Meestal ben ik goed in de-escaleren als iemand ruzie zoekt. Een kwinkslag is dan vaak genoeg. Maar een kwinkslag in het Portugees? Nee, die heb ik niet bij de hand. Ik probeer me langs de man te wurmen maar hij blijft voor me staan. Ik kan er met geen mogelijkheid langs. ‘ German?’ schreeuwt hij nu. De dranklucht walmt mijn neusgaten in. Het klamme zweet plakt overal waar het maar plakken kan. Pff…denk ik, German, dat zal ook wel niet goed zijn. Of misschien juist wel? Er zijn na WO II nogal wat Duitsers naar Brazilie gevlucht en daar hartelijk ontvangen. Wat zal ik zeggen? ‘German, americano? Huh?’ En hij kijkt er steeds bozer bij. Hij tiert en zijn dronken ogen vlammen. Ik wil helemaal niks, denk ik, alleen maar weg van hier. Dan zie ik een gat in de mandekking, ik schiet razend snel langs de mannen en hol het gangetje uit. ‘Americaaaaaaaanoooooo‘ hoor ik nog achter me. Misschien ben ik wel een privé-toilet ingegaan, schiet het door mij heen.
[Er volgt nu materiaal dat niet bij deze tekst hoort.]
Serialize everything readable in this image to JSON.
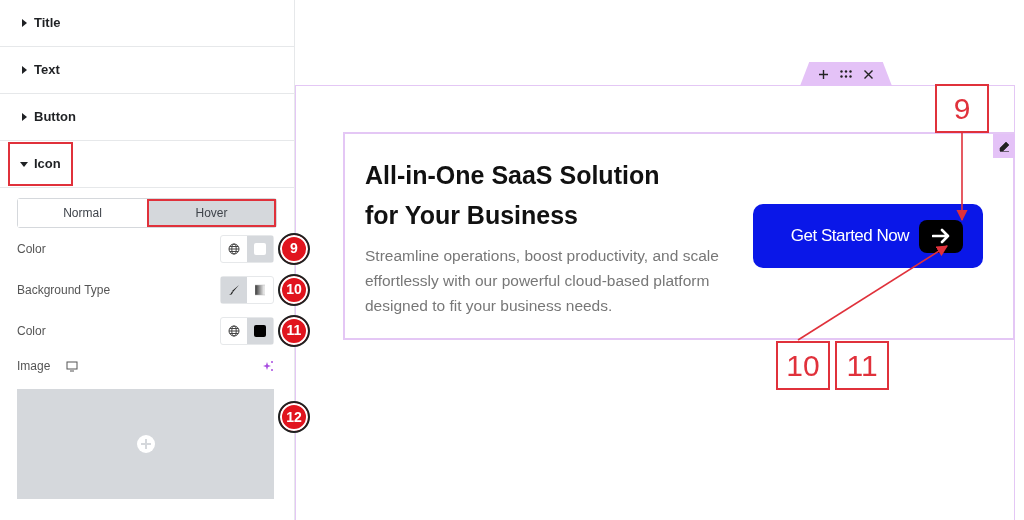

De avond is afgelopen, het straatfeest is voorbij. Onze bus staat klaar. Het is half twee ’s nachts. Onze groep stapt in en daar zie ik zo waar mijn Braziliaanse vriend van eerder op de avond aan komen waggelen. Hij klampt mijn medereizigers aan, stamelt wat, wankelt wat. ‘ Niet op hem letten’ zegt onze gids, ‘ doorlopen, de bus in. Niets tegen hem zeggen’. Dan ben ik bij de deur van de bus. Onze vriend ziet mij ineens en begint nu te grijnzen. ‘ Hey my friend, Americano-no nooooo!!!!’ zegt hij heel luid. En ik zeg: ‘ Yes yes, americano no!’ Nog nooit ben ik zo blij geweest geen Amerikaan te zijn. ‘ Goodbye friend, next time you buy me beer’. En ik knik. Als er een next time is, krijgt hij bier.

‘Belg’, denk ik terwijl ik instap, ‘ Belg was vast en zeker goed geweest’. En ik besluit op reis in donkere steegjes ’s avonds laat voortaan een Belg te zijn. Dan gaat het goed komen. Zeker en vast.